Acuna’s X-ray results were negative. He took a CT scan Wednesday night, and the Braves will announce the results Thursday. His homer streak remains intact, according to Elias Sports Bureau, because he didn’t register an at-bat. He was unavailable to the media following the game.

“Obviously he’s been doing pretty well against them,” said starter Kevin Gausman, who gave the Braves six innings. “I think (Urena) decided he was going to handle it a certain way. I don’t agree with it, but it’s his career and he’s going to have to deal with the consequences.”

Wednesday was another example of why baseball’s old code should be abandoned. It’s unclear if Acuna will miss time, but there was no benefit to hitting him. It’s a needless move, one that serves no purpose other than expressing disdain and jealousy for someone else’s success.

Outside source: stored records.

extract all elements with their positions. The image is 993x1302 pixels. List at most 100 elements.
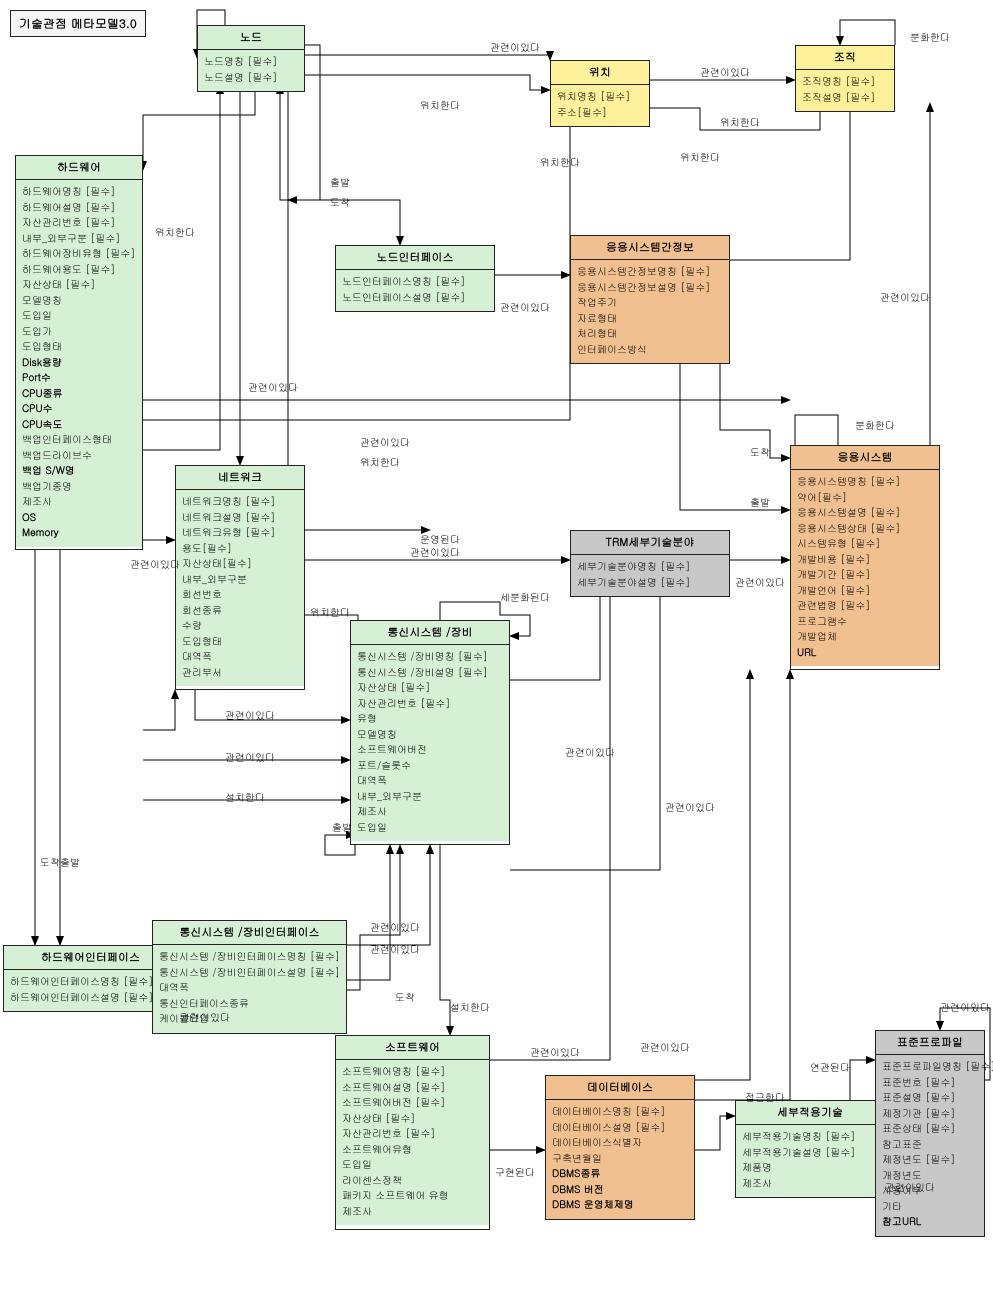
edge-label: 관련이있다 bbox=[370, 942, 420, 956]
attr: 자산상태 [필수] bbox=[22, 277, 136, 293]
attr: 수량 bbox=[182, 618, 298, 634]
attr: 통신시스템 /장비명칭 [필수] bbox=[357, 649, 503, 665]
attr: 하드웨어장비유형 [필수] bbox=[22, 246, 136, 262]
entity-profile: 표준프로파일표준프로파일명칭 [필수]표준번호 [필수]표준설명 [필수]제정기… bbox=[875, 1030, 985, 1237]
attr: 통신시스템 /장비설명 [필수] bbox=[357, 665, 503, 681]
edge-label: 관련이있다 bbox=[490, 40, 540, 54]
attr: 백업드라이브수 bbox=[22, 448, 136, 464]
edge bbox=[440, 845, 450, 1035]
attr: 대역폭 bbox=[182, 649, 298, 665]
entity-tech-body: 세부적용기술명칭 [필수]세부적용기술설명 [필수]제품명제조사 bbox=[736, 1125, 884, 1197]
attr: 유형 bbox=[357, 711, 503, 727]
attr: 약어[필수] bbox=[797, 490, 933, 506]
entity-net: 네트워크네트워크명칭 [필수]네트워크설명 [필수]네트워크유형 [필수]용도[… bbox=[175, 465, 305, 690]
entity-appinfo-body: 응용시스템간정보명칭 [필수]응용시스템간정보설명 [필수]작업주기자료형태처리… bbox=[571, 260, 729, 363]
entity-app: 응용시스템응용시스템명칭 [필수]약어[필수]응용시스템설명 [필수]응용시스템… bbox=[790, 445, 940, 670]
entity-org-body: 조직명칭 [필수]조직설명 [필수] bbox=[796, 70, 894, 111]
attr: 하드웨어용도 [필수] bbox=[22, 262, 136, 278]
edge bbox=[288, 200, 400, 245]
edge-label: 위치한다 bbox=[155, 225, 195, 239]
attr: DBMS 버전 bbox=[552, 1182, 688, 1198]
attr: CPU속도 bbox=[22, 417, 136, 433]
edge bbox=[730, 103, 850, 260]
attr: 응용시스템설명 [필수] bbox=[797, 505, 933, 521]
attr: 제정기관 [필수] bbox=[882, 1106, 978, 1122]
attr: 자산관리번호 [필수] bbox=[342, 1126, 483, 1142]
edge-label: 위치한다 bbox=[420, 98, 460, 112]
attr: 통신인터페이스종류 bbox=[159, 996, 340, 1012]
attr: 내부_외부구분 [필수] bbox=[22, 231, 136, 247]
attr: 노드명칭 [필수] bbox=[204, 54, 298, 70]
entity-db: 데이터베이스데이터베이스명칭 [필수]데이터베이스설명 [필수]데이터베이스식별… bbox=[545, 1075, 695, 1220]
edge-label: 관련이있다 bbox=[880, 290, 930, 304]
edge-label: 연관된다 bbox=[810, 1060, 850, 1074]
entity-trm-body: 세부기술분야명칭 [필수]세부기술분야설명 [필수] bbox=[571, 555, 729, 596]
attr: 처리형태 bbox=[577, 326, 723, 342]
attr: 소프트웨어버전 bbox=[357, 742, 503, 758]
attr: 하드웨어인터페이스설명 [필수] bbox=[10, 990, 171, 1006]
edge-label: 관련이있다 bbox=[248, 380, 298, 394]
entity-sw-title: 소프트웨어 bbox=[336, 1036, 489, 1060]
attr: 표준프로파일명칭 [필수] bbox=[882, 1059, 978, 1075]
attr: 제조사 bbox=[22, 494, 136, 510]
entity-profile-title: 표준프로파일 bbox=[876, 1031, 984, 1055]
attr: 하드웨어명칭 [필수] bbox=[22, 184, 136, 200]
entity-trm: TRM세부기술분야세부기술분야명칭 [필수]세부기술분야설명 [필수] bbox=[570, 530, 730, 597]
attr: 자산관리번호 [필수] bbox=[357, 696, 503, 712]
edge bbox=[143, 85, 255, 170]
entity-tech: 세부적용기술세부적용기술명칭 [필수]세부적용기술설명 [필수]제품명제조사 bbox=[735, 1100, 885, 1198]
attr: 작업주기 bbox=[577, 295, 723, 311]
attr: 주소[필수] bbox=[557, 105, 643, 121]
attr: 사용여부 bbox=[882, 1183, 978, 1199]
attr: 세부기술분야설명 [필수] bbox=[577, 575, 723, 591]
attr: 백업인터페이스형태 bbox=[22, 432, 136, 448]
attr: 인터페이스방식 bbox=[577, 342, 723, 358]
attr: 데이터베이스식별자 bbox=[552, 1135, 688, 1151]
edge-label: 관련이있다 bbox=[665, 800, 715, 814]
edge-label: 관련이있다 bbox=[940, 1000, 990, 1014]
entity-hw-title: 하드웨어 bbox=[16, 156, 142, 180]
edge bbox=[695, 670, 790, 1100]
edge-label: 출발 bbox=[750, 495, 770, 509]
attr: 제조사 bbox=[742, 1176, 878, 1192]
attr: 하드웨어설명 [필수] bbox=[22, 200, 136, 216]
attr: 응용시스템명칭 [필수] bbox=[797, 474, 933, 490]
edge-label: 도착 bbox=[395, 990, 415, 1004]
attr: 관리부서 bbox=[182, 665, 298, 681]
entity-nodeif: 노드인터페이스노드인터페이스명칭 [필수]노드인터페이스설명 [필수] bbox=[335, 245, 495, 312]
attr: 표준상태 [필수] bbox=[882, 1121, 978, 1137]
attr: 소프트웨어버전 [필수] bbox=[342, 1095, 483, 1111]
edge-label: 위치한다 bbox=[310, 605, 350, 619]
attr: 도입가 bbox=[22, 324, 136, 340]
entity-node-title: 노드 bbox=[198, 26, 304, 50]
edge bbox=[695, 670, 750, 1080]
attr: 응용시스템상태 [필수] bbox=[797, 521, 933, 537]
attr: 소프트웨어설명 [필수] bbox=[342, 1080, 483, 1096]
entity-comm-body: 통신시스템 /장비명칭 [필수]통신시스템 /장비설명 [필수]자산상태 [필수… bbox=[351, 645, 509, 841]
attr: 개발언어 [필수] bbox=[797, 583, 933, 599]
edge bbox=[195, 690, 350, 720]
edge-label: 세분화된다 bbox=[500, 590, 550, 604]
attr: DBMS 운영체제명 bbox=[552, 1197, 688, 1213]
attr: 내부_외부구분 bbox=[357, 789, 503, 805]
attr: 데이터베이스설명 [필수] bbox=[552, 1120, 688, 1136]
entity-org: 조직조직명칭 [필수]조직설명 [필수] bbox=[795, 45, 895, 112]
attr: 제정년도 [필수] bbox=[882, 1152, 978, 1168]
entity-tech-title: 세부적용기술 bbox=[736, 1101, 884, 1125]
entity-sw: 소프트웨어소프트웨어명칭 [필수]소프트웨어설명 [필수]소프트웨어버전 [필수… bbox=[335, 1035, 490, 1230]
edge bbox=[850, 1060, 875, 1100]
edge bbox=[347, 845, 400, 990]
entity-comm-title: 통신시스템 /장비 bbox=[351, 621, 509, 645]
entity-trm-title: TRM세부기술분야 bbox=[571, 531, 729, 555]
entity-nodeif-body: 노드인터페이스명칭 [필수]노드인터페이스설명 [필수] bbox=[336, 270, 494, 311]
edge-label: 설치한다 bbox=[225, 790, 265, 804]
attr: OS bbox=[22, 510, 136, 526]
attr: 네트워크설명 [필수] bbox=[182, 510, 298, 526]
attr: 참고표준 bbox=[882, 1137, 978, 1153]
edge-label: 관련이있다 bbox=[735, 575, 785, 589]
attr: 케이블타입 bbox=[159, 1011, 340, 1027]
entity-org-title: 조직 bbox=[796, 46, 894, 70]
edge bbox=[695, 1116, 735, 1150]
attr: 백업 S/W명 bbox=[22, 463, 136, 479]
entity-hw-body: 하드웨어명칭 [필수]하드웨어설명 [필수]자산관리번호 [필수]내부_외부구분… bbox=[16, 180, 142, 547]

As the sport tries to evolve, and especially reach a broader audience, the “unwritten rules,” as they’re popularly called, should be left behind. The move achieved nothing but casting a cloud over one of the game’s most compelling national stories, and forced his team into an unnecessary bullpen game.

“It was gutless,” Freeman said. “I know that wasn’t the Marlins. That was just Jose Urena. I don’t understand it. It makes no sense. Just because a player’s having fun playing the game, swinging the bat incredibly well obviously, it makes no sense. That was completely classless on Jose Urena’s part.”

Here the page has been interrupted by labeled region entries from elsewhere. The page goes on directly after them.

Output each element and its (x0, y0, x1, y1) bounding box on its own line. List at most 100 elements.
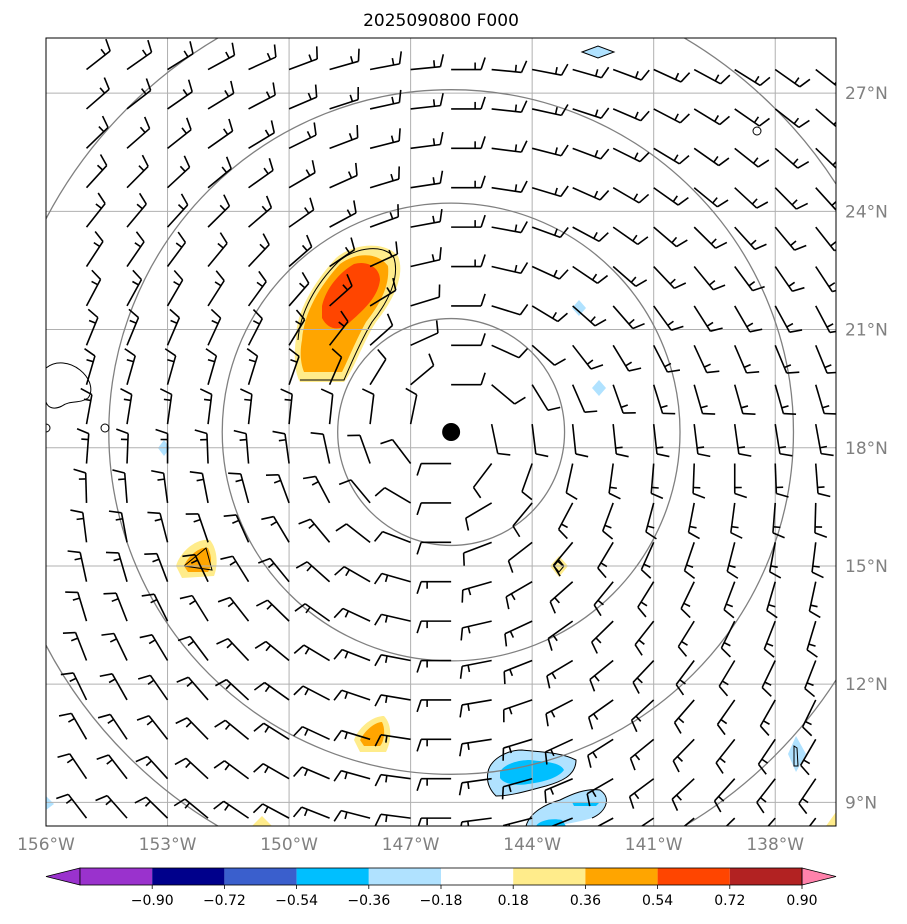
colorbar-segment-1 (152, 868, 225, 885)
wind-barb (85, 77, 110, 110)
wind-barb (416, 541, 452, 555)
wind-barb (272, 430, 290, 464)
wind-barb (215, 678, 250, 701)
colorbar-label-3: −0.36 (347, 893, 390, 909)
wind-barb (67, 550, 88, 582)
wind-barb (166, 193, 189, 228)
wind-barb (587, 699, 614, 730)
wind-barb (811, 542, 824, 579)
wind-barb (683, 817, 695, 826)
wind-barb (612, 424, 629, 458)
gridlines (46, 38, 836, 826)
lat-label-6: 27°N (845, 84, 888, 104)
wind-barb (194, 429, 209, 464)
range-ring-0 (337, 317, 566, 547)
wind-barb (531, 226, 569, 239)
wind-barb (716, 699, 736, 736)
colorbar-label-6: 0.36 (570, 893, 601, 909)
wind-barb (531, 344, 566, 366)
wind-barb (491, 180, 528, 194)
wind-barb (612, 108, 650, 122)
wind-barb (247, 309, 264, 346)
wind-barb (126, 78, 152, 110)
wind-barb (85, 269, 102, 307)
wind-barb (645, 502, 657, 540)
latitude-labels: 9°N 12°N 15°N 18°N 21°N 24°N 27°N (845, 84, 888, 813)
wind-barb (544, 777, 573, 804)
wind-barb (164, 348, 177, 385)
wind-barb (734, 305, 763, 333)
wind-barb (462, 541, 492, 566)
wind-barb (105, 551, 128, 582)
wind-barb (815, 108, 836, 128)
small-positive-features (252, 556, 836, 826)
wind-barb (687, 502, 700, 540)
wind-barb (612, 384, 636, 414)
wind-barb (814, 463, 831, 498)
wind-barb (248, 158, 274, 189)
wind-barb (166, 231, 187, 267)
colorbar-label-5: 0.18 (498, 893, 529, 909)
wind-barb (134, 796, 169, 819)
wind-barb (329, 125, 359, 150)
wind-barb (502, 817, 533, 826)
wind-barb (333, 729, 371, 742)
wind-barb (247, 233, 270, 268)
wind-barb (571, 424, 589, 458)
wind-barb (653, 147, 690, 165)
wind-barb (288, 160, 316, 189)
wind-barb (416, 580, 452, 594)
wind-barb (734, 147, 770, 168)
wind-barb (531, 265, 569, 280)
wind-barb (328, 310, 349, 346)
wind-barb (507, 541, 533, 573)
wind-barb (734, 187, 769, 209)
colorbar-label-4: −0.18 (420, 893, 463, 909)
wind-barb (767, 817, 776, 826)
wind-barb (182, 553, 209, 583)
wind-barb (240, 388, 253, 425)
wind-barb (491, 60, 528, 74)
wind-barb (288, 84, 318, 110)
wind-barb (532, 63, 569, 76)
wind-barb (597, 541, 614, 579)
lat-label-1: 12°N (845, 675, 888, 695)
wind-barb (265, 473, 290, 504)
wind-barb (693, 344, 720, 374)
wind-barb (135, 755, 169, 780)
wind-barb (369, 277, 397, 307)
wind-barb (373, 572, 411, 585)
wind-barb (141, 593, 169, 622)
wind-barb (549, 581, 574, 614)
wind-barb (167, 41, 194, 71)
range-ring-2 (108, 89, 795, 775)
wind-barb (417, 817, 452, 826)
wind-barb (502, 699, 533, 723)
wind-barb (774, 463, 789, 498)
wind-barb (640, 541, 655, 579)
wind-barb (416, 659, 452, 673)
wind-barb (544, 738, 574, 765)
wind-barb (292, 806, 330, 819)
wind-barb (451, 254, 486, 268)
wind-barb (347, 434, 371, 464)
wind-barb (693, 266, 726, 291)
wind-barb (612, 68, 650, 81)
wind-barb (310, 432, 331, 464)
wind-barb (120, 387, 133, 425)
wind-barb (572, 344, 604, 370)
wind-barb (650, 463, 664, 500)
wind-barb (329, 48, 360, 71)
wind-barb (726, 542, 739, 579)
wind-barb (86, 38, 111, 71)
wind-barb (112, 469, 128, 503)
wind-barb (302, 475, 331, 504)
wind-barb (547, 620, 574, 651)
wind-barb (248, 120, 276, 150)
wind-barb (590, 620, 614, 654)
wind-barb (76, 427, 90, 464)
wind-barb (587, 738, 614, 768)
wind-barb (155, 428, 169, 464)
wind-barb (254, 640, 290, 662)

The Braves completed the four-game sweep. Dansby Swanson gave them their first lead with a two-run homer in the fourth. 

When he was crossing home plate, he bumped his chest twice, put his finger on his lip and pointed to the sky – Acuna’s cadence. Swanson laughingly said that’s just seen less often from him because of their power discrepancies.

“Everyone knows the emotions and reactions,” Swanson said. “You go into protect mode because that’s family. I think everyone’s able to see that. What I was most proud of was the ability to bounce back after and keep our composure.”

The win bumped the Braves to a season-high 17 games over .500, their best mark since 2013. They might be playing their most complete baseball of the year. They sit second overall in the National League.

But that’s overshadowed by Acuna’s fate. The leadoff star engineered the Braves’ latest surge, and despite optimism as of midnight, the team will stay anxious because of a struggling pitcher’s foolish action.

“If you don’t want him to hit your fastball, throw a breaking ball,” Snitker said. “There are ways to get the kid out. You throw fastballs down the middle and he hits them out. What do you expect the kid to do? My God. That was just completely, unbelievably uncalled for.”

Snitker deferred to the league office when asked if Urena warranted a suspension. His MVP candidate was less coy.

“It was clearly intentional,” Freeman said. “It wasn’t right and hopefully some things are done about it.”

Just another reminder that baseball’s run out of room for such nonsense. The Braves will eye the next day, a wisdom they’ve maintained during the season. But there’s no doubt extra attention will sit on the next Miami series right around the corner.